DN: So what about current readiness?
Waterfall: If your question is, is the UK Defence Force ready and credible to today … participate in a peer-on-peer conflict in Eastern Europe, then I think the answer is yes. Would they like to be more ready? Yes, of course they would like to be more ready and that’s been well-publicized, and particularly the State of the Readiness of the British Army … The UK is doing a lot of work right now to enhance the readiness of all of its capabilities rather than allow them to cycle through high-readiness to low readiness, a bit of fallow, then back to high-readiness.
DN: You’ve spoken about people being the core of the forces. What lessons should be drawn from the Ukrainian resistance?
The way that they can allow effectively every person in Ukraine to become an intelligence node, and contribute to the battle picture to destroy an enemy is quite remarkable. Are we as NATO able do that just as quickly? Probably not. Do we need to invest in greater technologies to bring that to the fore? Yes.
DN: This year’s DSEI will feature more than 2,800 defence and security suppliers, including for the first time all 20 traditional prime contractors. But this year will also include several small and midsize enterprises (SMEs) and innovative start-ups. How does this reflect the evolution of the Defence Forces’ relationship with industry?
Waterfall: Often it’s not going to be the big prime that’s got the key to the answer. It’s going to be that small SME that’s just started up, and it will be a tech or a data company that’s going to help get to the solution space a lot quicker. … A big prime has got its process to go through. Meanwhile, coming in from crowd left or crowd right is an SME that’s just happened upon a solution to a question they don’t really know is being faced by that prime community.
DN: You’ve noted that there is a global shortage of “great people wanting to come into the military and do great things.” What’s getting it right for the whole UK force look like?
Waterfall: The whole force at an air station, at a barracks, or at a navy base, is a mixture of contractors, is a mixture of reservists, is a mixture of full-time. When we get this right, people have a zig-zag career. When they need a bit of stability they may leave the forces, then they may come back in when the family’s a bit older, they’re a bit more settled in their approach.
DN: How will Artificial Intelligence and the so-called “uncrewed era” affect that people shortage?
In that fabulous world in the future where it’s all just AI, it’s all just drones flying around, they’re all going to need to be constructed by people, looked after by people. And it’s those people that sit at the bedrock and will do for the foreseeable future.

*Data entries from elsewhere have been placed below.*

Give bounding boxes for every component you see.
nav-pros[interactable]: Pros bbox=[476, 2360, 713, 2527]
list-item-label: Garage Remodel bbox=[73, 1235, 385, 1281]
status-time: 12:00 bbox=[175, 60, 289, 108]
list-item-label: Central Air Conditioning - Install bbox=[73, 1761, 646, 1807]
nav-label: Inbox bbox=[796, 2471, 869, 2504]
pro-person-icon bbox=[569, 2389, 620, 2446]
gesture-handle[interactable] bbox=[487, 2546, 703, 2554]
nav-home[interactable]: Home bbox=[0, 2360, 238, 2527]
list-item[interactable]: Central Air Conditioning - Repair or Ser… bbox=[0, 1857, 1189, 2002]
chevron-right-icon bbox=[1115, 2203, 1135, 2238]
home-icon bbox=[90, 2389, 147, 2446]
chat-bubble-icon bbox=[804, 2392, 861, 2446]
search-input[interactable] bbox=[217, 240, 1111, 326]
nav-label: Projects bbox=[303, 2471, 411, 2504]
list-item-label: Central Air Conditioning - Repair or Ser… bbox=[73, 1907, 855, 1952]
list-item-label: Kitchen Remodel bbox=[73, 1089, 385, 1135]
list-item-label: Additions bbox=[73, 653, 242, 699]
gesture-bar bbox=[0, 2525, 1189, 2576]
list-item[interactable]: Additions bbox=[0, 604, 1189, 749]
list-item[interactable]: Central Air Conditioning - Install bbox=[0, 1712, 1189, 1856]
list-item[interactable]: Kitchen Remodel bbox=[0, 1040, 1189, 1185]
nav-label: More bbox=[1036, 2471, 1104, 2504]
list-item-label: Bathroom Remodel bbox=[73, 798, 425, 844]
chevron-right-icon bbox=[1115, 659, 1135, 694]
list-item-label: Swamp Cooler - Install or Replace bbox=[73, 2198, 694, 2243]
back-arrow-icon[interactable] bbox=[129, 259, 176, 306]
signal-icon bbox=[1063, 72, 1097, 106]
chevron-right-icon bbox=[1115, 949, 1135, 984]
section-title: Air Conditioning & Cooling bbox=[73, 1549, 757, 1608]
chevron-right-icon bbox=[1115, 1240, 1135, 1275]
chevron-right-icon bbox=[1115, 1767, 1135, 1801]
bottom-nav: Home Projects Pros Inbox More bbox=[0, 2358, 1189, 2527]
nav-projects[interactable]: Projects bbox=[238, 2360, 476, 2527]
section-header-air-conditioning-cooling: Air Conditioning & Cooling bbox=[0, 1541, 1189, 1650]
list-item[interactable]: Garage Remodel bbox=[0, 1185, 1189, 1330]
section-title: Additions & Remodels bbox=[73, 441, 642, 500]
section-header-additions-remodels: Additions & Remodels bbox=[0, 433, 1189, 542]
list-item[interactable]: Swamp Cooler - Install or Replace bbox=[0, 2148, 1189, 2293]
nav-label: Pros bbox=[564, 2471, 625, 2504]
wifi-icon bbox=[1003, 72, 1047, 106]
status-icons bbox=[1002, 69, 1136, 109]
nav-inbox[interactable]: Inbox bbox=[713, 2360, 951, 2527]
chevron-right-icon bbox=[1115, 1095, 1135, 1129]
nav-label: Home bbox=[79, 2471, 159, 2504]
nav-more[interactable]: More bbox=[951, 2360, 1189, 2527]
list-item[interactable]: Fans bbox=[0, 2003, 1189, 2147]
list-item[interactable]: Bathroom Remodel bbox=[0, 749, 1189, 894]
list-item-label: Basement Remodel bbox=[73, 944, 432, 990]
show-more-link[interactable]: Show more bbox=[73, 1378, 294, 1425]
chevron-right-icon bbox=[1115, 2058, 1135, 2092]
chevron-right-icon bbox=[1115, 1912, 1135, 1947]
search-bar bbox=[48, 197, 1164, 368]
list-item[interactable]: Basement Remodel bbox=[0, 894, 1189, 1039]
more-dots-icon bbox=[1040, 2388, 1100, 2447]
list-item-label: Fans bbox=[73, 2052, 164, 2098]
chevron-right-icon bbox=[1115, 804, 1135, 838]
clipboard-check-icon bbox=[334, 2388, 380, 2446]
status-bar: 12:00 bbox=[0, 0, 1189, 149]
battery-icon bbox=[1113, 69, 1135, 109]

DN: As you’ve pointed out, the Defence Command paper calls for spending £400 million in the next two years on upgrading military forces’ accommodations. Why does that matter from a retention perspective?
Waterfall: A happy spouse is a happy chap or chappess that goes to work. And the same, because it’s not just about the spouse, it’s about the individual who feels invested in. So when they come home in the evening, they’re in accommodation that they can be proud of.
DN: On the recruitment side, you’ve suggested that upbeat advertisements for military service may or may not work. What’s the long-term solution?
Waterfall: It’s actually an educational thing that from the outset, defence and security is a viable way of looking at your future and your skillset that you’ve got.
DN: Finally, back to Ukraine. As you’ve noted, war is closer to home after two decades of UK involvement in counter-insurgencies elsewhere, a development that will probably be ongoing. What does that mean for the future?
If we wish to make the world a safer place; the way we’re going to do that is by recruiting more talent into the whole force, be that industry or be that the services.